In speaking of costume during the reign of William the Conqueror, Fairholt says: “The ordinary costume of the people during this reign appears to have been as simple as that of the Anglo-Saxons. Short tunics, with a sort of cape or tippet about the neck, and drawers that covered the entire leg, known as chausses, were worn, sometimes bandaged round the leg with various colours, or crossed diagonally. Full trousers reaching to the knee are not uncommon, as may be seen in various instances, and one example occurs in the Bayeux tapestry, in which they end in a series of Vandykes or points of different colour to the trouser itself. The tunic, too, was sometimes variegated in perpendicular stripes from the waist, where it was confined by a coloured girdle. Their mantles were fastened by brooches or pins of an ornamental character, either square or round, which, having been common for ages previous, remained in fashion centuries afterwards.”
The Normans and the Flemings who accompanied the Conqueror into England, and those who followed in great numbers after his establishment upon the throne, are said by our early historians to have been remarkable for their ostentation and love of finery. Personal decoration was their chief study, and new fashions were continually introduced by them.
The habits of the nobility were of course more influenced by fashion than those of the common people, and the reign of Rufus is stigmatised by the writers of the period for many shameful abuses and innovations. The king set the example, and the clergy and laity alike became infected with the love of costly and extravagant clothing. The tunic was made larger and fuller, and the sleeves particularly so. The long tunic worn on state occasions, and the interula or linen vestment worn beneath it, actually trailed upon the ground. The long tunic worn on state occasions, and the interula or linen vestment worn beneath it, actually trailed upon the ground. The length and breadth of the sleeves were sufficient to cover the whole hand.
The mantles were made of the finest cloth and lined with rich furs. The extravagancy of the taste of the period is best illustrated by the grotesque shape of the shoes which were then worn. The boots and shoes were made with such extremely peaked toes that they excited the wrath of the ecclesiastical authorities, who strictly prohibited” the adoption of them by the clergy.

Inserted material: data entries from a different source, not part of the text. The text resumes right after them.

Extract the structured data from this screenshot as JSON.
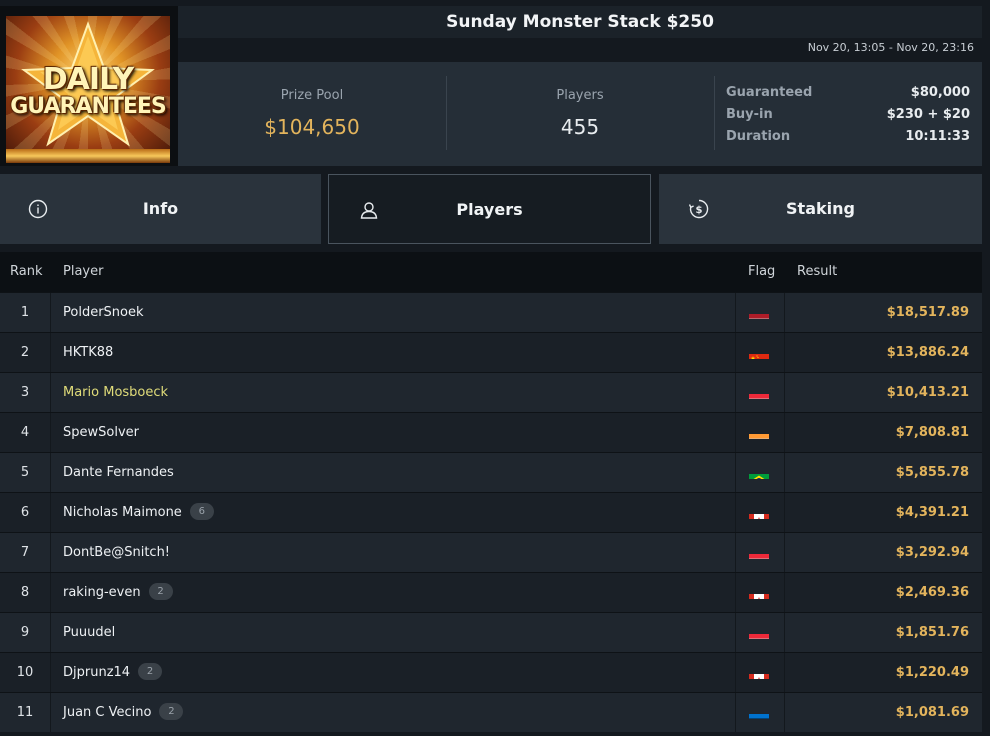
{
  "logo": {
    "line1": "DAILY",
    "line2": "GUARANTEES"
  },
  "header": {
    "title": "Sunday Monster Stack $250",
    "dates": "Nov 20, 13:05 - Nov 20, 23:16"
  },
  "stats": {
    "prize_pool_label": "Prize Pool",
    "prize_pool_value": "$104,650",
    "players_label": "Players",
    "players_value": "455",
    "details": [
      {
        "label": "Guaranteed",
        "value": "$80,000"
      },
      {
        "label": "Buy-in",
        "value": "$230 + $20"
      },
      {
        "label": "Duration",
        "value": "10:11:33"
      }
    ]
  },
  "tabs": [
    {
      "label": "Info",
      "icon": "info-icon"
    },
    {
      "label": "Players",
      "icon": "user-icon",
      "active": true
    },
    {
      "label": "Staking",
      "icon": "dollar-coin-icon"
    }
  ],
  "table": {
    "headers": {
      "rank": "Rank",
      "player": "Player",
      "flag": "Flag",
      "result": "Result"
    },
    "rows": [
      {
        "rank": "1",
        "player": "PolderSnoek",
        "flag": "NL",
        "result": "$18,517.89"
      },
      {
        "rank": "2",
        "player": "HKTK88",
        "flag": "CN",
        "result": "$13,886.24"
      },
      {
        "rank": "3",
        "player": "Mario Mosboeck",
        "flag": "AT",
        "result": "$10,413.21",
        "highlight": true
      },
      {
        "rank": "4",
        "player": "SpewSolver",
        "flag": "IN",
        "result": "$7,808.81"
      },
      {
        "rank": "5",
        "player": "Dante Fernandes",
        "flag": "BR",
        "result": "$5,855.78"
      },
      {
        "rank": "6",
        "player": "Nicholas Maimone",
        "badge": "6",
        "flag": "CA",
        "result": "$4,391.21"
      },
      {
        "rank": "7",
        "player": "DontBe@Snitch!",
        "flag": "AT",
        "result": "$3,292.94"
      },
      {
        "rank": "8",
        "player": "raking-even",
        "badge": "2",
        "flag": "CA",
        "result": "$2,469.36"
      },
      {
        "rank": "9",
        "player": "Puuudel",
        "flag": "AT",
        "result": "$1,851.76"
      },
      {
        "rank": "10",
        "player": "Djprunz14",
        "badge": "2",
        "flag": "CA",
        "result": "$1,220.49"
      },
      {
        "rank": "11",
        "player": "Juan C Vecino",
        "badge": "2",
        "flag": "EE",
        "result": "$1,081.69"
      }
    ]
  },
  "colors": {
    "accent_gold": "#e3b45c",
    "highlight_player": "#e0dc7a",
    "panel": "#252e37"
  }
}
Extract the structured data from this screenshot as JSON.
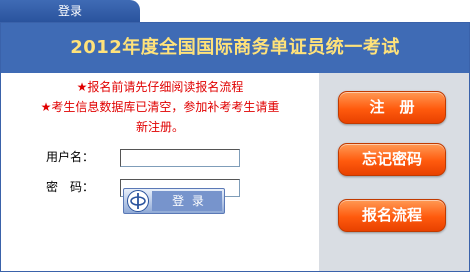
{
  "tab": {
    "label": "登录"
  },
  "banner": {
    "title": "2012年度全国国际商务单证员统一考试"
  },
  "notice": {
    "line1_star": "★",
    "line1": "报名前请先仔细阅读报名流程",
    "line2_star": "★",
    "line2": "考生信息数据库已清空，参加补考考生请重",
    "line3": "新注册。"
  },
  "form": {
    "username_label": "用户名：",
    "username_value": "",
    "password_label": "密　码：",
    "password_value": "",
    "login_label": "登 录"
  },
  "actions": {
    "register": "注　册",
    "forgot_password": "忘记密码",
    "process": "报名流程"
  },
  "colors": {
    "banner": "#3f6bb5",
    "title": "#ffe27a",
    "notice": "#e00000",
    "action_button": "#ff5a0d",
    "side_panel": "#d9dde3"
  }
}
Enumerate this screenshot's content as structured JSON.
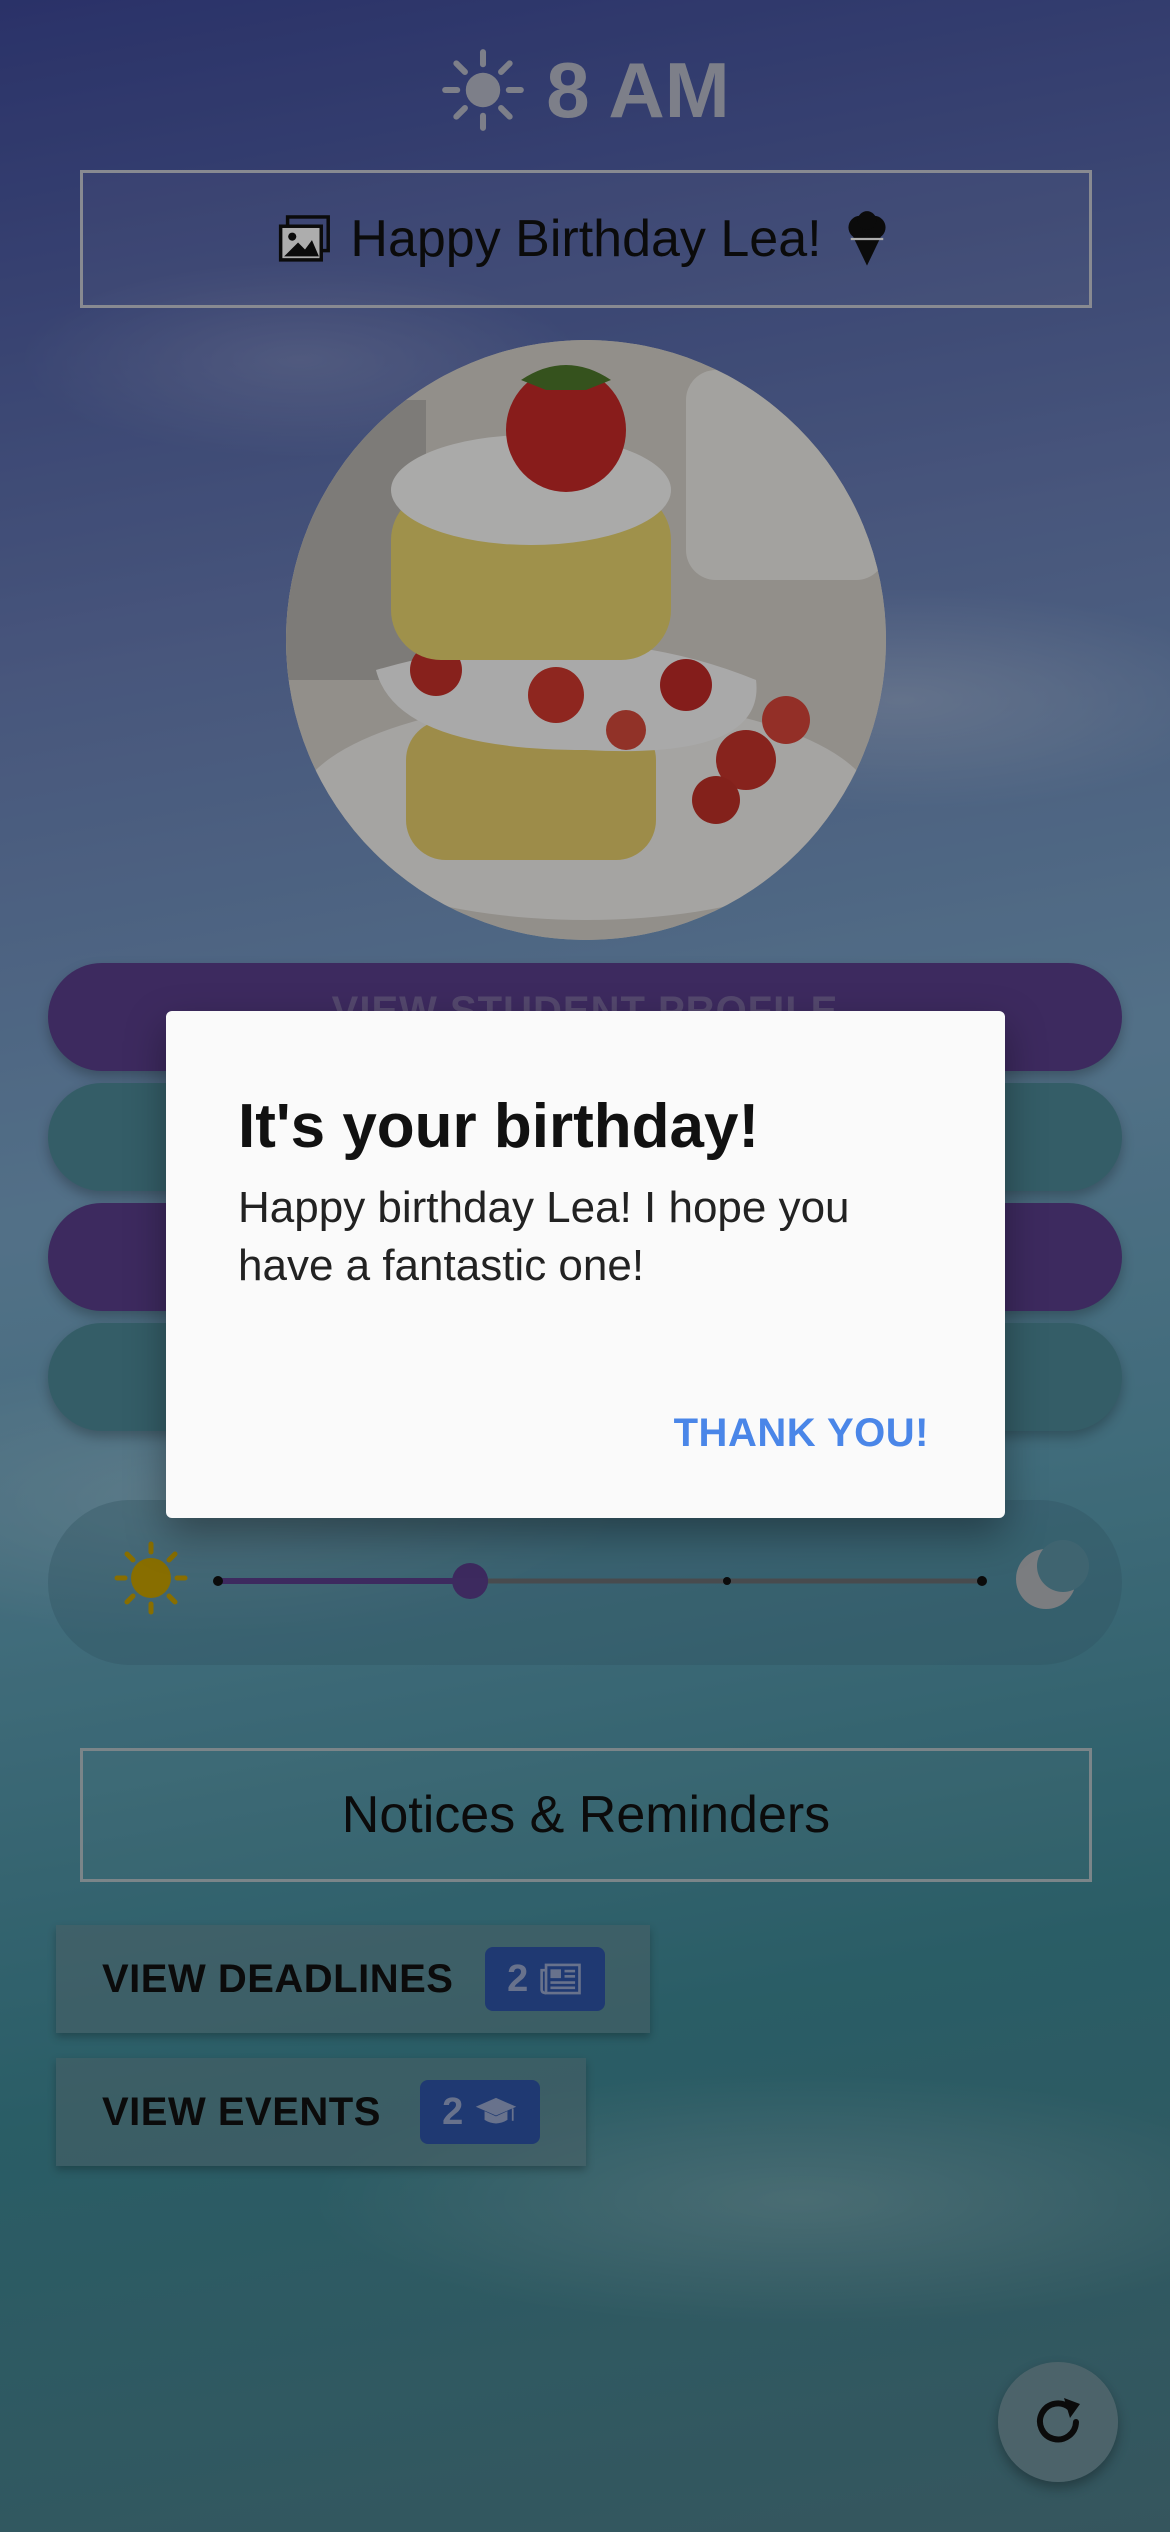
{
  "status": {
    "time": "8 AM"
  },
  "header": {
    "title": "Happy Birthday Lea!"
  },
  "menu": {
    "first_label": "VIEW STUDENT PROFILE"
  },
  "slider": {
    "level": 0.33
  },
  "notices": {
    "title": "Notices & Reminders",
    "deadlines_label": "VIEW DEADLINES",
    "deadlines_count": "2",
    "events_label": "VIEW EVENTS",
    "events_count": "2"
  },
  "dialog": {
    "title": "It's your birthday!",
    "message": "Happy birthday Lea! I hope you have a fantastic one!",
    "action": "THANK YOU!"
  },
  "colors": {
    "purple_button": "#5a3f8c",
    "teal_button": "#4d8a98",
    "badge": "#2f55a8",
    "dialog_action": "#4a86e8",
    "sun": "#c9a200"
  },
  "icons": [
    "sun-icon",
    "images-icon",
    "ice-cream-icon",
    "moon-icon",
    "newspaper-icon",
    "graduation-cap-icon",
    "refresh-icon"
  ]
}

The shoes called pigaciae had their points made like a scorpion’s tail, and a courtier named Robert stuffed his out with tow, and caused them to curl round like a ram’s horn; a fashion which took mightily among the nobles, and obtained for its originator the cognomen of Cornadu. We glean some information respecting the dress of the poorer classes of the community of this period from a representation of a singular dream of Henry I., which is depicted in a manuscript of Florence of Worcester in Corpus Christi College, Oxford. It represents three husbandmen. They are each dressed in simple tunics, without girdles, with plain, close-fitting sleeves; the central figure has a mantle fastened by a plain brooch, leaving the right arm free, and one carrying a scythe wears a hat not unlike the felt hat now worn by agricultural labourers. The beards of two of these figures are ample.
Ascending higher in the social scale, we find an increase in the ornamental details of dress. We can see the ordinary costume of the middle classes, as worn during the reigns of William Rufus, Henry I.,, and Stephen, represented on two figures, the one designed as David and the other as Noah. The first is dressed in a long tunic, reaching nearly to the ankles; it is of a red colour, and has a white lining; the collar is gilt as well as the cuffs, which reach nearly to the elbow; it is bordered with a simple ornament, arid is open on the left side from the waist downward, a fashion common at this period. He has tight-fitting chausses and high boots, or perhaps the Saxon leg bandages. The second figure, representing Noah, wears a hat similar to the Anglo-Saxon helmet in shape, a very long full red tunic, with hanging sleeves, over which is thrown a green mantle bordered with gold. His tunic also is open at the side, showing what appears to be a stocking reaching to the knee; his shoes are ornamented by diagonal lines, and complete what may be considered a sample of the ordinary costume of the age.
The travelling costume of the period is shown on two figures of disciples. One wears a large round hat, with a wide brim, which seems to have been the original of the pilgrim’s hat, and formed a distinguishing mark of their costume. His short green tunic is protected by a capacious mantle of skin, provided with a cowl or hood to draw over the head, which was frequently used in place of a hat. He wears white breeches ornamented with red cross stripes, which end at the ankle, where they are secured by a band or garter, the foot being covered by close shoes. His companion wears the common cap so frequently represented; he has an under tunic of white, and an upper one of red, and a white mantle bordered with gold; he also wears the same kind of breeches reaching to the ankle, but he has no shoes, which frequently appears to have been the case when persons went on a journey.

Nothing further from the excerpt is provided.